Gbamin played 38 games in all competition in the 2018-19 season with Mainz but that durability did not translate to the Premier League, where he struggled to overcome an early thigh injury that required surgery. Then, in early 2021, another blow arrived.

“When JP got fit, Covid came,” Collignon says. “He was forced to treat himself at home. Nobody from the club could come. One day JP was playing football tennis, on his own, and he snapped his achilles.”

In four years at Everton, Gbamin made eight appearances for for the club (including just three starts), although he has been largely fit for the last 18 months, which featured mixed loan spells at CSKA Moscow and Trabzonspor.

Collignon paints a dark picture, and one that was damaging to Gbamin’s already fragile reputation. Gbamin has been a victim of misfortune with his injuries, but also beholden to outside influences.

On 1 September, after the closure of the most recent transfer window, Gbamin mutually terminated his contract with Everton, and now feels as if he has at least clawed back some autonomy.
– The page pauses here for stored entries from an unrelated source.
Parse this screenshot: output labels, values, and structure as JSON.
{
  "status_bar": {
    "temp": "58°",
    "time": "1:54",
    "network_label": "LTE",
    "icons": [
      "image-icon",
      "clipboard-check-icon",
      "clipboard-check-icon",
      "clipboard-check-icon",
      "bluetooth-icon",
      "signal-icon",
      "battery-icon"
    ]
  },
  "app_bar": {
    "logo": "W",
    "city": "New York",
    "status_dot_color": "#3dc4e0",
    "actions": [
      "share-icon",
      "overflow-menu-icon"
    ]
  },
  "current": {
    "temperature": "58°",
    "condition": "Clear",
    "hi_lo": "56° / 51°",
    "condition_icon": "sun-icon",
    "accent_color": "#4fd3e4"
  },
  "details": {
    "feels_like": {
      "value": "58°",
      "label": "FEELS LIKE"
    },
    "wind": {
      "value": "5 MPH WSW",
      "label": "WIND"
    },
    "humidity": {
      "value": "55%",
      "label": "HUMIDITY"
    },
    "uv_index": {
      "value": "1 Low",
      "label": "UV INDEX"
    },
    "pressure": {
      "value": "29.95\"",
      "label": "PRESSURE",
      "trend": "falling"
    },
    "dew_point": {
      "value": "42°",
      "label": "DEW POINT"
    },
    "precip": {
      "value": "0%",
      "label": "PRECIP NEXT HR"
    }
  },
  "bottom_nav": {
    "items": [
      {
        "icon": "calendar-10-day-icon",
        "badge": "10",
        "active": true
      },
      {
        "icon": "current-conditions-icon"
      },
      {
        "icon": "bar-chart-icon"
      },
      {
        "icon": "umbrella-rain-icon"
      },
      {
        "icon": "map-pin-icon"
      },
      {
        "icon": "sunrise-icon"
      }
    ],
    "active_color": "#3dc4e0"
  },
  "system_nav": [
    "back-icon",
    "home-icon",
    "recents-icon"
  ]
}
Jean-Philippe Gbamin (left), seen here at the 2019 Africa Cup of Nations, still has hopes of making the Ivory Coast squad for Afcon in January 2024.
Jean-Philippe Gbamin (left), seen here at the 2019 Africa Cup of Nations, still has hopes of making the Ivory Coast squad for Afcon in January 2024. Photograph: Suhaib Salem/Reuters

“It was not easy to cancel the contract with Everton,” Collignon says. “JP left a one-year salary on the table, worth £5m. He didn’t take any money. The club had to wait until the end of the window to see if there was a club who wanted to buy him, but nobody wanted to pay Everton’s price, especially for a player that can sign [a pre-contract agreement] for free in January.

“We found the agreement of cancelling the contract 20 minutes before the deadline, at 11.40pm. Once the deadline is passed, you cannot cancel the contract in the same way.

“Nicolas Pépé and his agent wanted to do the same thing, but Arsenal thought they would have an offer from Saudi Arabia, so they waited. No offer came. So they released Nicolas on 8 September. Because he had lost a week, the only option then was to sign for a club in Turkey, as this was the only window that was still open.”

It is not widely known that the timing of when a contract is terminated can have wide-ranging consequences on where the player ends up, even after becoming a free agent. Having cancelled his contract inside the transfer window, Gbamin is free to sign for any club across Europe; because Pépé’s contract was terminated later at Arsenal, he was able to sign before January as a free agent only for clubs in leagues that still had their window open on 8 September.

“Everyone is aware that JP is available,” Collignon says. “But all the clubs have budgets and most clubs use all their budget in the window. JP is an international player; he is not affordable for all of the clubs. Also, in France, clubs have to wait until mid-October to receive their share of the TV rights. After that, maybe they can sign a player. It’s like musical chairs.”

For now, Gbamin must wait. The midfielder’s talent has never been in doubt, and he retains a hope of adding to his 16 caps. Gbamin is reportedly the fittest he has been in years, training at his local side in France and paying a team of nutritionists, trainers and physios €5,000 a month to ensure that when the call comes, he is ready. But which team are willing and able to take the gamble?

“The coach of Ivory Coast [Jean-Louis Gasset] keeps calling,” says Collignon. “He needs JP to play at Afcon, but JP needs to find a project.”